Mon anxiété, elle, adore ce scénario. C’est son terrain de jeu. Elle se délecte de ce chaos permanent. Pourquoi rester calme quand on peut transformer un petit contretemps en séquence apocalyptique ? Pourquoi respirer tranquillement quand on peut suranalyser chaque micro-seconde comme si c’était une finale de fin de saison ? L’anxiété est la réalisatrice de ma série. Elle décide du rythme, elle monte les scènes, elle met une musique dramatique dans ma tête au moment le plus inopportun.

Et moi, j’avance. J’exagère. Je dramatise. Parce que je ne sais pas faire autrement. Je ne peux pas me contenter d’une existence plate et calme. C’est trop fade. Moi, il faut que ce soit intense, qu’il y ait du volume, des couleurs criardes, des émotions qui débordent. Est-ce épuisant ? Oui. Est-ce parfois ridicule ? Absolument. Mais qu’est-ce que vous voulez, c’est le seul langage que je connais.
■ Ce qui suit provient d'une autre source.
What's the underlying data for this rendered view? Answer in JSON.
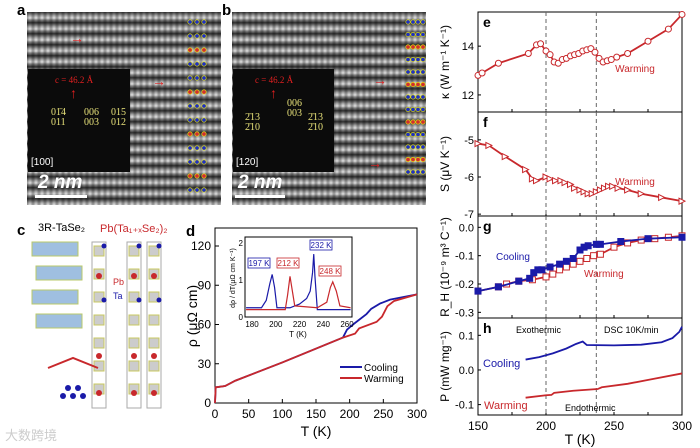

Alors oui, je vis tout comme si c’était un film. Une simple journée devient une épopée. Un silence devient un suspense. Une rencontre banale devient une scène dramatique pleine de sous-textes. Et je me plains, je soupire, je ris jaune, mais je continue. Parce qu’au fond, même si je rêve parfois d’une existence calme et lisse, je sais qu’elle m’ennuierait à mourir. Il y a quelque chose de rassurant dans ce chaos permanent : au moins, il se passe toujours quelque chose.

Et si ce n’est pas toujours beau, au moins c’est divertissant. Oui, je panique, mais je panique avec style. Oui, je m’invente des catastrophes, mais je les vis avec ironie. Oui, je suis épuisée, mais je brille quand même un peu au passage. Parce que je refuse d’être une figurante. Si je dois jouer dans cette série B mal réalisée, alors j’y serai la star : dramatique, excessive, sarcastique et, surtout, scintillante.